We love to share recipes of various Afro multicultural cuisines, to celebrate the rich and delicious variety of food from the motherland and the motherland diaspora. This week on our Afro Cuisine recipe is called Zigni Berbere or Zigne Berbere. It is another #TastyThursday and we want you to savor a taste of Africa. You can search for the ingredients in African stores around you; or better still take a trip to Africa and give your tastebuds a treat.

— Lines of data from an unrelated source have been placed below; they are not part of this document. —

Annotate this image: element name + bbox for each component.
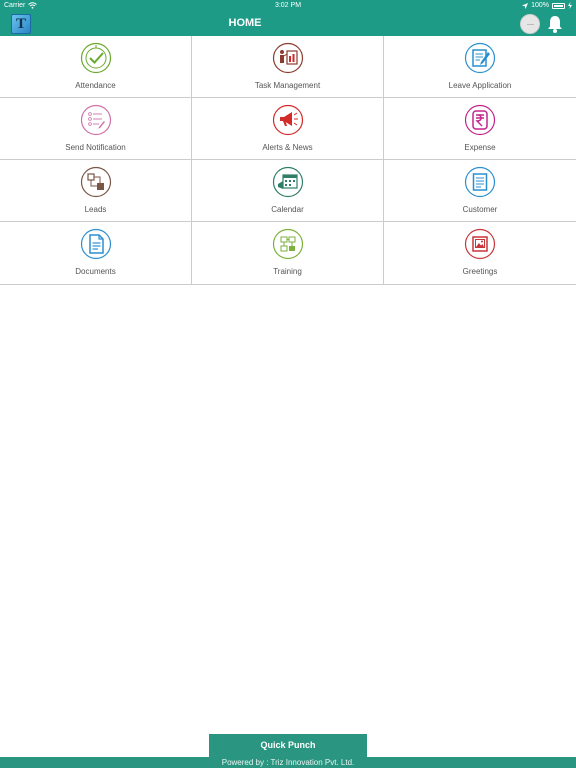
menu-label: Send Notification — [65, 143, 126, 152]
battery-percent: 100% — [531, 2, 549, 9]
menu-item-send-notification[interactable]: Send Notification — [0, 98, 192, 160]
presentation-icon — [272, 42, 304, 74]
page-title: HOME — [228, 17, 262, 29]
menu-label: Greetings — [462, 267, 498, 276]
form-edit-icon — [464, 42, 496, 74]
quick-punch-button[interactable]: Quick Punch — [209, 734, 367, 757]
picture-card-icon — [464, 228, 496, 260]
rupee-icon — [464, 104, 496, 136]
menu-item-training[interactable]: Training — [192, 222, 384, 284]
menu-item-leads[interactable]: Leads — [0, 160, 192, 222]
status-time: 3:02 PM — [274, 2, 302, 9]
menu-label: Documents — [75, 267, 116, 276]
calendar-icon — [272, 166, 304, 198]
menu-item-attendance[interactable]: Attendance — [0, 36, 192, 98]
circuit-icon — [272, 228, 304, 260]
menu-label: Leads — [84, 205, 107, 214]
menu-item-customer[interactable]: Customer — [384, 160, 576, 222]
document-list-icon — [464, 166, 496, 198]
clock-check-icon — [80, 42, 112, 74]
menu-label: Calendar — [271, 205, 304, 214]
menu-label: Task Management — [254, 81, 321, 90]
menu-label: Leave Application — [448, 81, 512, 90]
menu-item-documents[interactable]: Documents — [0, 222, 192, 284]
powered-by-footer: Powered by : Triz Innovation Pvt. Ltd. — [0, 757, 576, 768]
nav-bar: T HOME — [0, 12, 576, 36]
battery-icon — [552, 2, 565, 9]
bell-icon[interactable] — [545, 14, 565, 34]
list-icon — [80, 104, 112, 136]
document-icon — [80, 228, 112, 260]
megaphone-icon — [272, 104, 304, 136]
flow-icon — [80, 166, 112, 198]
menu-item-leave-application[interactable]: Leave Application — [384, 36, 576, 98]
avatar[interactable] — [520, 14, 540, 34]
menu-label: Alerts & News — [262, 143, 313, 152]
menu-label: Expense — [464, 143, 496, 152]
menu-item-task-management[interactable]: Task Management — [192, 36, 384, 98]
menu-item-expense[interactable]: Expense — [384, 98, 576, 160]
menu-item-calendar[interactable]: Calendar — [192, 160, 384, 222]
location-icon — [522, 2, 529, 9]
menu-label: Training — [273, 267, 302, 276]
menu-grid: Attendance Task Management Leave Applica… — [0, 36, 576, 285]
status-bar: Carrier 3:02 PM 100% — [0, 0, 576, 12]
menu-label: Customer — [462, 205, 498, 214]
charging-icon — [568, 2, 572, 9]
menu-label: Attendance — [75, 81, 116, 90]
menu-item-alerts-news[interactable]: Alerts & News — [192, 98, 384, 160]
menu-item-greetings[interactable]: Greetings — [384, 222, 576, 284]
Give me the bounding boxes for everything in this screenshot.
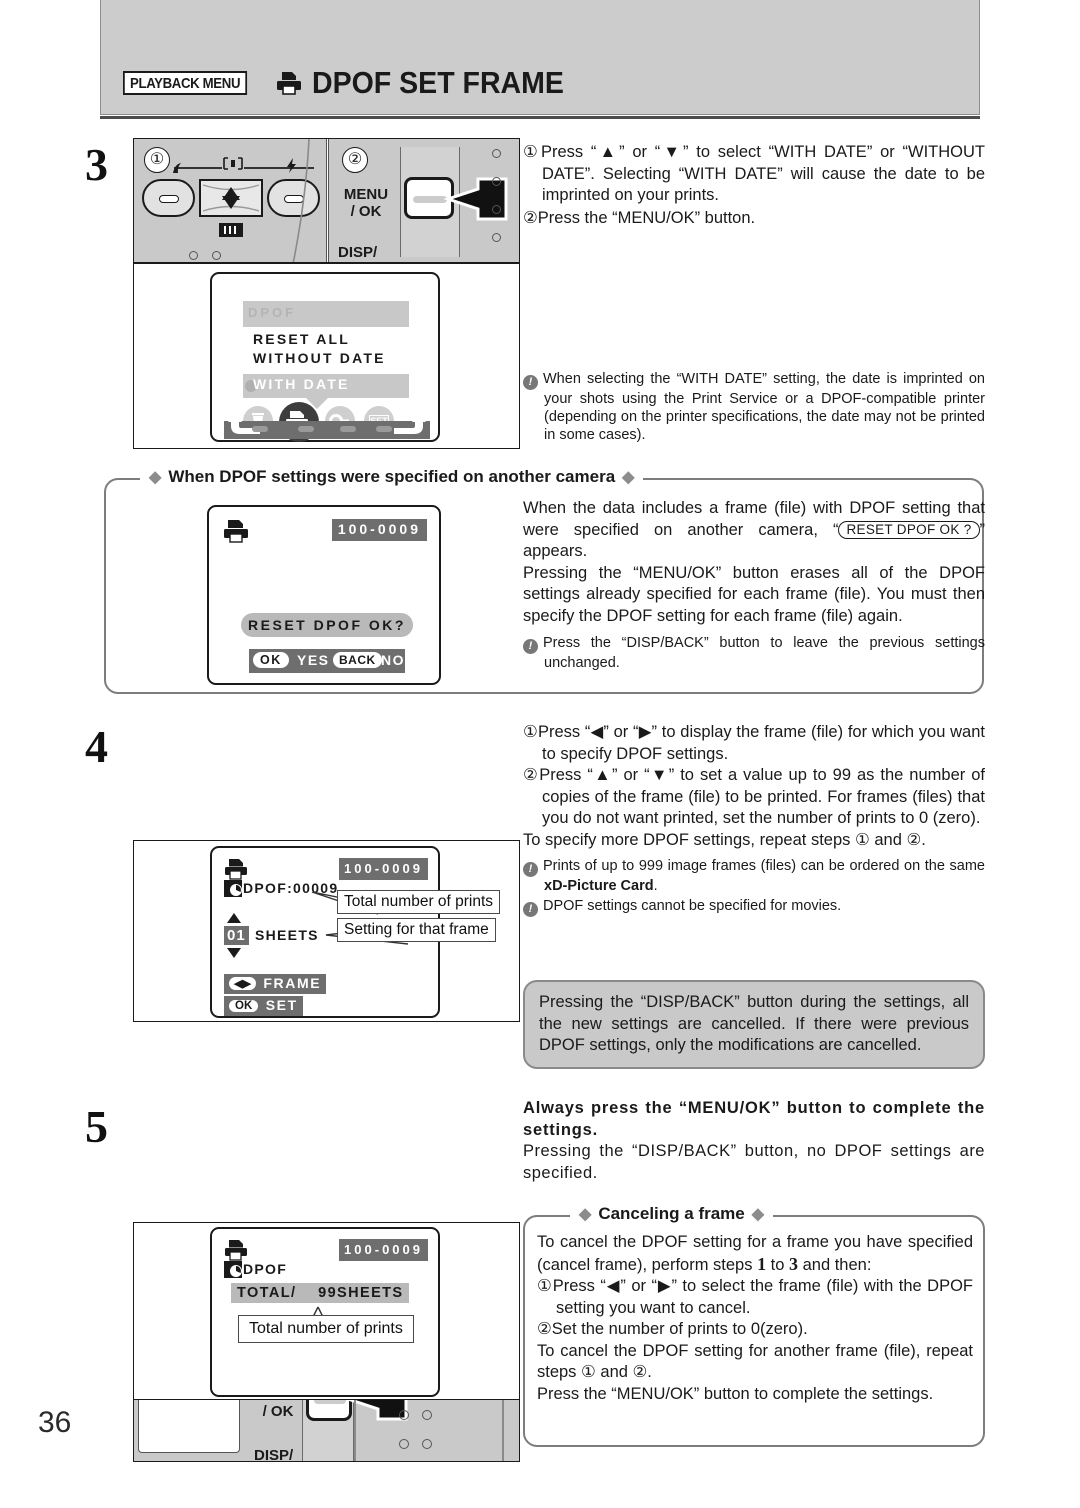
canceling-item-1: ①Press “◀” or “▶” to select the frame (f… xyxy=(537,1277,973,1317)
lcd-frame-number-4: 100-0009 xyxy=(344,1242,423,1257)
canceling-line-3: Press the “MENU/OK” button to complete t… xyxy=(537,1384,934,1403)
another-camera-lcd-screen: 100-0009 RESET DPOF OK? OK YES BACK NO xyxy=(207,505,441,685)
canceling-frame-title: ◆ Canceling a frame ◆ xyxy=(570,1204,774,1224)
another-camera-para-2: Pressing the “MENU/OK” button erases all… xyxy=(523,563,985,625)
step-3-number: 3 xyxy=(85,139,108,190)
disp-back-label-step5: DISP/ xyxy=(254,1447,294,1462)
canceling-line-1: To cancel the DPOF setting for a frame y… xyxy=(537,1233,973,1274)
diamond-icon-right-2: ◆ xyxy=(751,1206,765,1223)
lcd-printer-icon-4 xyxy=(225,1240,247,1261)
lcd-reset-message: RESET DPOF OK? xyxy=(248,617,406,633)
page-title: DPOF SET FRAME xyxy=(312,65,565,100)
step-3-note: ! When selecting the “WITH DATE” setting,… xyxy=(523,370,985,444)
callout-frame-setting-step4: Setting for that frame xyxy=(337,918,496,942)
lcd-frame-btn-label: FRAME xyxy=(263,975,322,991)
lcd-sheets-label: SHEETS xyxy=(255,927,319,943)
lcd-dpof-title: DPOF xyxy=(248,305,297,320)
step-5-number: 5 xyxy=(85,1101,108,1152)
lcd-dpof-label-5: DPOF xyxy=(243,1261,288,1277)
exclaim-icon: ! xyxy=(523,375,538,390)
another-camera-para-1: When the data includes a frame (file) wi… xyxy=(523,499,985,560)
printer-icon xyxy=(276,71,302,95)
menu-ok-label-step3: MENU / OK xyxy=(343,186,389,220)
reset-dpof-pill: RESET DPOF OK ? xyxy=(838,520,980,539)
another-camera-title: ◆ When DPOF settings were specified on a… xyxy=(140,467,644,487)
lcd-sheets-value[interactable]: 01 xyxy=(224,926,249,945)
callout-total-prints-step5: Total number of prints xyxy=(238,1315,414,1343)
step-5-lcd-screen: 100-0009 DPOF TOTAL/ 99SHEETS xyxy=(210,1227,440,1397)
step-5-bold-heading: Always press the “MENU/OK” button to com… xyxy=(523,1099,985,1139)
lcd-frame-number-2: 100-0009 xyxy=(337,521,421,537)
lcd-option-without-date[interactable]: WITHOUT DATE xyxy=(253,350,386,366)
exclaim-icon: ! xyxy=(523,639,538,654)
lcd-ok-btn-2[interactable]: OK xyxy=(253,652,289,668)
lcd-ok-btn-3[interactable]: OK xyxy=(229,1000,259,1012)
exclaim-icon: ! xyxy=(523,902,538,917)
lcd-printer-icon-2 xyxy=(224,520,248,543)
step-4-note-2: ! DPOF settings cannot be specified for m… xyxy=(523,897,985,917)
lcd-dpof-badge-icon-2 xyxy=(224,1261,242,1278)
step-4-instruction-2: ②Press “▲” or “▼” to set a value up to 9… xyxy=(523,766,985,827)
step-3-instruction-1: ①Press “▲” or “▼” to select “WITH DATE” … xyxy=(523,143,985,204)
page-header-band: PLAYBACK MENU DPOF SET FRAME xyxy=(100,0,980,115)
step-3-instruction-2: ②Press the “MENU/OK” button. xyxy=(523,208,756,227)
lcd-leftright-icon: ◀▶ xyxy=(229,977,256,990)
step-4-instruction-1: ①Press “◀” or “▶” to display the frame (… xyxy=(523,723,985,763)
playback-menu-badge: PLAYBACK MENU xyxy=(123,71,248,95)
exclaim-icon: ! xyxy=(523,862,538,877)
diamond-icon-left-2: ◆ xyxy=(579,1206,592,1223)
step-5-lcd-frame: 100-0009 DPOF TOTAL/ 99SHEETS xyxy=(133,1222,520,1400)
step-4-gray-callout: Pressing the “DISP/BACK” button during t… xyxy=(523,980,985,1069)
step-3-camera-diagram: ① ② MENU / OK DISP/ xyxy=(133,138,520,263)
lcd-back-btn-2[interactable]: BACK xyxy=(333,652,382,668)
header-row: PLAYBACK MENU DPOF SET FRAME xyxy=(123,65,586,101)
callout-total-prints-step4: Total number of prints xyxy=(337,890,501,914)
step-4-number: 4 xyxy=(85,721,108,772)
diamond-icon-right: ◆ xyxy=(622,469,635,486)
lcd-set-btn-label: SET xyxy=(265,997,298,1013)
step-3-lcd-frame: DPOF RESET ALL WITHOUT DATE WITH DATE SE… xyxy=(133,263,520,449)
lcd-printer-icon-3 xyxy=(225,859,247,880)
canceling-item-2: ②Set the number of prints to 0(zero). xyxy=(537,1320,808,1338)
lcd-dpof-badge-icon xyxy=(224,880,242,897)
lcd-frame-number-3: 100-0009 xyxy=(344,861,423,876)
step-3-lcd-screen: DPOF RESET ALL WITHOUT DATE WITH DATE SE… xyxy=(210,272,440,442)
another-camera-note: ! Press the “DISP/BACK” button to leave t… xyxy=(523,634,985,672)
canceling-line-2: To cancel the DPOF setting for another f… xyxy=(537,1341,973,1382)
diamond-icon-left: ◆ xyxy=(149,469,162,486)
step-4-instruction-3: To specify more DPOF settings, repeat st… xyxy=(523,830,926,849)
step-4-note-1: ! Prints of up to 999 image frames (files… xyxy=(523,857,985,895)
lcd-next-arrow-icon xyxy=(394,414,426,434)
step-5-sub-text: Pressing the “DISP/BACK” button, no DPOF… xyxy=(523,1142,985,1182)
disp-back-label-step3: DISP/ xyxy=(338,244,378,261)
lcd-option-reset-all[interactable]: RESET ALL xyxy=(253,331,350,347)
lcd-total-sheets: TOTAL/ 99SHEETS xyxy=(237,1285,404,1301)
header-underline xyxy=(100,116,980,119)
lcd-yes-label: YES xyxy=(297,652,330,668)
page-number: 36 xyxy=(38,1406,72,1439)
lcd-option-with-date[interactable]: WITH DATE xyxy=(253,376,350,392)
lcd-no-label: NO xyxy=(381,652,405,668)
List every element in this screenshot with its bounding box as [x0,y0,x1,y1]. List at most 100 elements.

Zigni Berbere is a beef stew dish that is very popular in Eritrean cuisine! It is made with tomatoes, red onions, and a special spice blend called Berbere. The stew is traditionally eaten with injera, a spongy flatbread made from fermented batter. The grain used is called tef and isn’t widely available; so if you don’t find tef at the local Afro store; feel free to serve with regular flatbreads or rice instead.
Ingredients For Zigni Berbere
- 50ml vegetable oil
- 2 large onions, chopped
- 4 garlic cloves, crushed
- 1k free-range skinless and boneless chicken thighs, cut into cubes
- 2 x 400g tins plum tomatoes
- 2 beef stock cubes
- 1 tbsp tomato paste
- 125ml dry red wine (optional)
- Bunch fresh coriander, roughly chopped, plus extra to serve
- Lemon wedges to serve
- Eritrean injera flatbreads (or regular flatbreads) or rice and a green salad to serve
For Berbere pepper
- 1 teaspoon ground ginger
- 1 teaspoon ground fenugreek
- 1 teaspoon ground black pepper
- 1⁄2 teaspoon ground coriander
- 1⁄2 teaspoon ground cardamom
- 1⁄4 teaspoon ground cloves
- 1⁄4 teaspoon ground allspice
- 1⁄8 teaspoon ground cinnamon
- 1 tablespoon Salt
- 7 tablespoons mixed mild and hot paprika
- In a large pan, heat a glug of oil. Add the onions and fry for 5 minutes until starting to colour, then add the garlic and fry for 2-3 minutes more or until the onions are golden.
- Mix the berbere ingredients in a small bowl and set aside (or see tip). Add the chicken to the onions and fry, turning, until starting to colour. Add the remaining ingredients, including the berbere blend, and simmer gently until the meat is tender (1-1½ hours). Taste, season and serve with the accompaniments.